Ortuzar even has a tentative opening date for the film, the second half of 2012.

Cameras have been rolling among the tents the families of the trapped miners pitched in the bone-dry Atacama desert outside the San Jose mine after the August 5 collapse that changed their lives.

"We’re filming at the camp as a way of observing what goes on there so we can recreate it later," said Ortuzar, who is unsure the camp images will make the final cut but certain in his intention: "we want to mix fiction with reality."

Great opportunity

"We’ve got a great opportunity to create and develop a script during that time," said Ortuzar.

Camp Hope, where the families’ tents are located, has taken on an unusual life of its own. No money is exchanged, yet there is no shortage of goods. It even includes a makeshift jail.

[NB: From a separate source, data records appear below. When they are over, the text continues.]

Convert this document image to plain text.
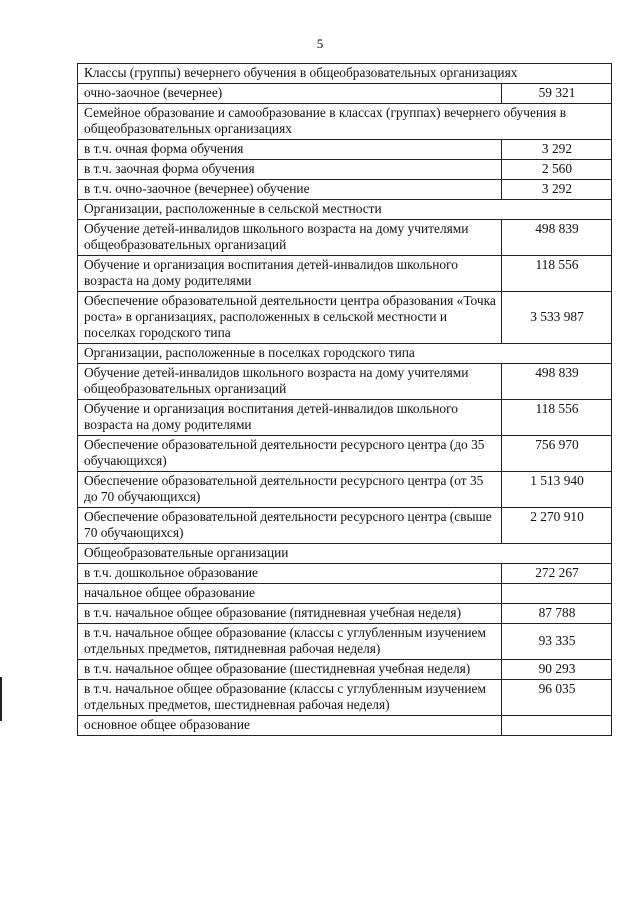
5
Классы (группы) вечернего обучения в общеобразовательных организациях	
очно-заочное (вечернее)	59 321
Семейное образование и самообразование в классах (группах) вечернего обучения в общеобразовательных организациях	
в т.ч. очная форма обучения	3 292
в т.ч. заочная форма обучения	2 560
в т.ч. очно-заочное (вечернее) обучение	3 292
Организации, расположенные в сельской местности	
Обучение детей-инвалидов школьного возраста на дому учителями общеобразовательных организаций	498 839
Обучение и организация воспитания детей-инвалидов школьного возраста на дому родителями	118 556
Обеспечение образовательной деятельности центра образования «Точка роста» в организациях, расположенных в сельской местности и поселках городского типа	3 533 987
Организации, расположенные в поселках городского типа	
Обучение детей-инвалидов школьного возраста на дому учителями общеобразовательных организаций	498 839
Обучение и организация воспитания детей-инвалидов школьного возраста на дому родителями	118 556
Обеспечение образовательной деятельности ресурсного центра (до 35 обучающихся)	756 970
Обеспечение образовательной деятельности ресурсного центра (от 35 до 70 обучающихся)	1 513 940
Обеспечение образовательной деятельности ресурсного центра (свыше 70 обучающихся)	2 270 910
Общеобразовательные организации	
в т.ч. дошкольное образование	272 267
начальное общее образование	
в т.ч. начальное общее образование (пятидневная учебная неделя)	87 788
в т.ч. начальное общее образование (классы с углубленным изучением отдельных предметов, пятидневная рабочая неделя)	93 335
в т.ч. начальное общее образование (шестидневная учебная неделя)	90 293
в т.ч. начальное общее образование (классы с углубленным изучением отдельных предметов, шестидневная рабочая неделя)	96 035
основное общее образование	
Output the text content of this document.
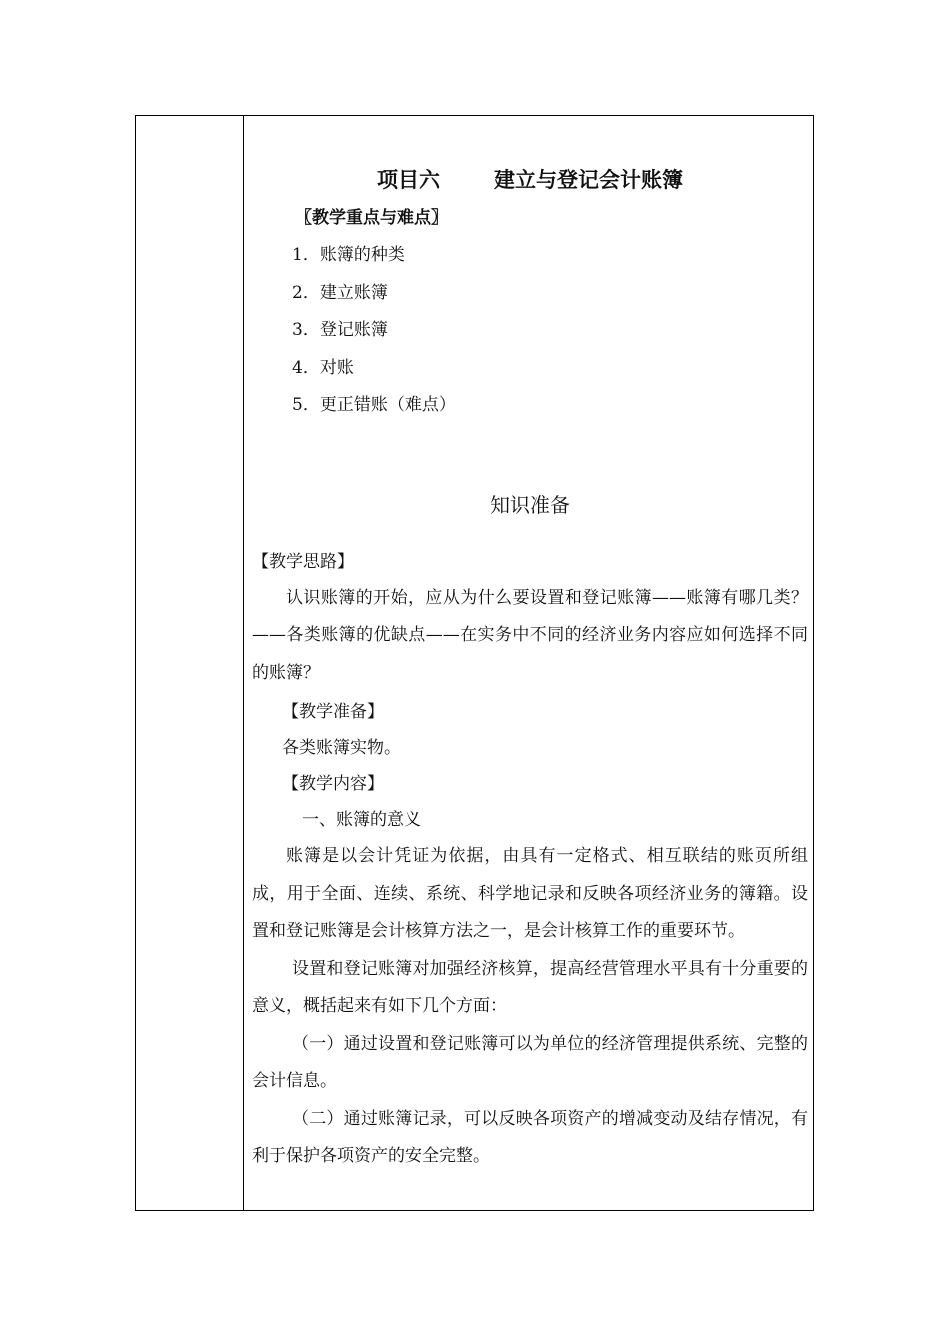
项目六	建立与登记会计账簿
〖教学重点与难点〗
1．账簿的种类
2．建立账簿
3．登记账簿
4．对账
5．更正错账（难点）
知识准备
【教学思路】
认识账簿的开始，应从为什么要设置和登记账簿——账簿有哪几类？——各类账簿的优缺点——在实务中不同的经济业务内容应如何选择不同的账簿？
【教学准备】
各类账簿实物。
【教学内容】
一、账簿的意义
账簿是以会计凭证为依据，由具有一定格式、相互联结的账页所组成，用于全面、连续、系统、科学地记录和反映各项经济业务的簿籍。设置和登记账簿是会计核算方法之一，是会计核算工作的重要环节。
设置和登记账簿对加强经济核算，提高经营管理水平具有十分重要的意义，概括起来有如下几个方面：
（一）通过设置和登记账簿可以为单位的经济管理提供系统、完整的会计信息。
（二）通过账簿记录，可以反映各项资产的增减变动及结存情况，有利于保护各项资产的安全完整。
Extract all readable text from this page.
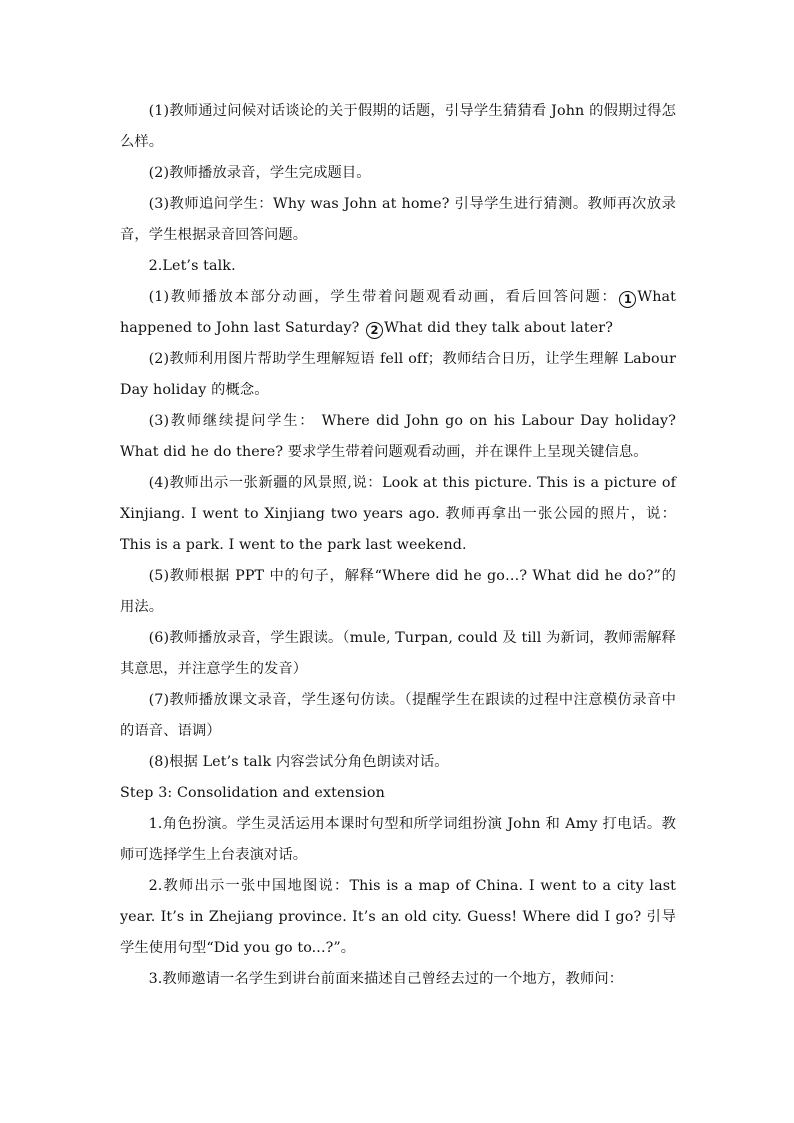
(1)教师通过问候对话谈论的关于假期的话题，引导学生猜猜看 John 的假期过得怎么样。

(2)教师播放录音，学生完成题目。

(3)教师追问学生：Why was John at home? 引导学生进行猜测。教师再次放录音，学生根据录音回答问题。

2.Let’s talk.

(1)教师播放本部分动画，学生带着问题观看动画，看后回答问题： 1 What happened to John last Saturday? 2 What did they talk about later?

(2)教师利用图片帮助学生理解短语 fell off；教师结合日历，让学生理解 Labour Day holiday 的概念。

(3)教师继续提问学生： Where did John go on his Labour Day holiday? What did he do there? 要求学生带着问题观看动画，并在课件上呈现关键信息。

(4)教师出示一张新疆的风景照,说：Look at this picture. This is a picture of Xinjiang. I went to Xinjiang two years ago. 教师再拿出一张公园的照片，说：This is a park. I went to the park last weekend.

(5)教师根据 PPT 中的句子，解释“Where did he go…? What did he do?”的用法。

(6)教师播放录音，学生跟读。（mule, Turpan, could 及 till 为新词，教师需解释其意思，并注意学生的发音）

(7)教师播放课文录音，学生逐句仿读。（提醒学生在跟读的过程中注意模仿录音中的语音、语调）

(8)根据 Let’s talk 内容尝试分角色朗读对话。

Step 3: Consolidation and extension

1.角色扮演。学生灵活运用本课时句型和所学词组扮演 John 和 Amy 打电话。教师可选择学生上台表演对话。

2.教师出示一张中国地图说：This is a map of China. I went to a city last year. It’s in Zhejiang province. It’s an old city. Guess! Where did I go? 引导学生使用句型“Did you go to...?”。

3.教师邀请一名学生到讲台前面来描述自己曾经去过的一个地方，教师问：
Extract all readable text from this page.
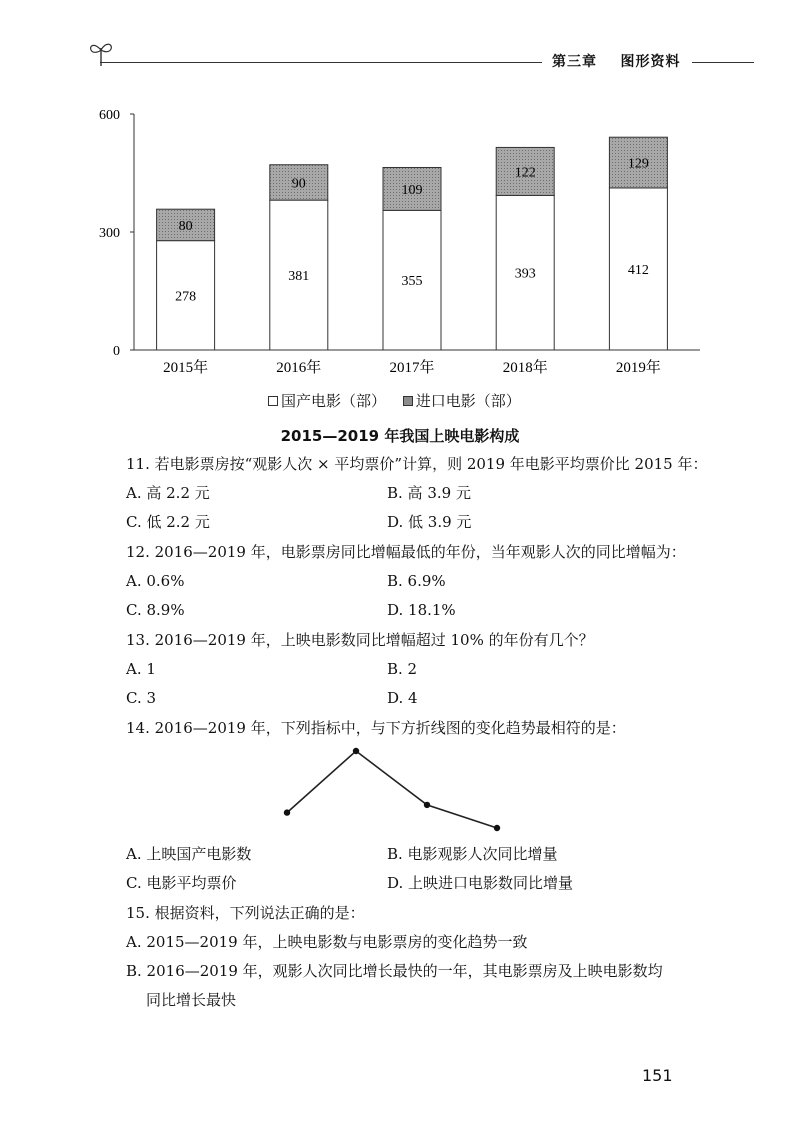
第三章 图形资料
0
300
600
278
80
2015年
381
90
2016年
355
109
2017年
393
122
2018年
412
129
2019年
国产电影（部）
进口电影（部）
2015—2019 年我国上映电影构成
11. 若电影票房按“观影人次 × 平均票价”计算，则 2019 年电影平均票价比 2015 年：
A. 高 2.2 元	B. 高 3.9 元
C. 低 2.2 元	D. 低 3.9 元
12. 2016—2019 年，电影票房同比增幅最低的年份，当年观影人次的同比增幅为：
A. 0.6%	B. 6.9%
C. 8.9%	D. 18.1%
13. 2016—2019 年，上映电影数同比增幅超过 10% 的年份有几个？
A. 1	B. 2
C. 3	D. 4
14. 2016—2019 年，下列指标中，与下方折线图的变化趋势最相符的是：
A. 上映国产电影数	B. 电影观影人次同比增量
C. 电影平均票价	D. 上映进口电影数同比增量
15. 根据资料，下列说法正确的是：
A. 2015—2019 年，上映电影数与电影票房的变化趋势一致
B. 2016—2019 年，观影人次同比增长最快的一年，其电影票房及上映电影数均
同比增长最快
151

After the miners got word out they were alive on August 22, some of the families ended their vigil at the camp, returning now and again to check up on things. Others vowed to stay put until their loved ones were rescued.

"This is an incredible story. They’re trapped at a depth of 700 meters and that’s going to cause them a life change. A mini-society has cropped up in the meantime. It’s all so unbelievable," he added.

With three movies under his belt – "Yesterday’s Dreams" (1989), "Mujeres Infieles" (Unfaithful Women) (2004) and "All Inclusive" (2008) – Ortuzar is also working on another reality-based film about the earthquake and tsunami that devastated central Chile on February 12.

"When the mining accident happened, I said: ‘Here we’ve got yet another good story,’" he said explaining how real events for him can turn into creative inspiration.

Ortuzar said the movie is not just a profit-making business venture, responding to those who call him an opportunist taking advantage of a tragic situation.

To prove his point, he said he will donate all the takings of the movie in Chile to a special education fund that will be set up for the children of the trapped miners.

"It’s going to be called ’The 33’ because the number is almost mystical: there are 33 miners and 33 were the letters in the message" they sent up telling the world they were alive ("All 33 of us are well inside the shelter) – it was written in Spanish.

So "the movie is going to last one hour and 33 minutes," Ortuzar promised.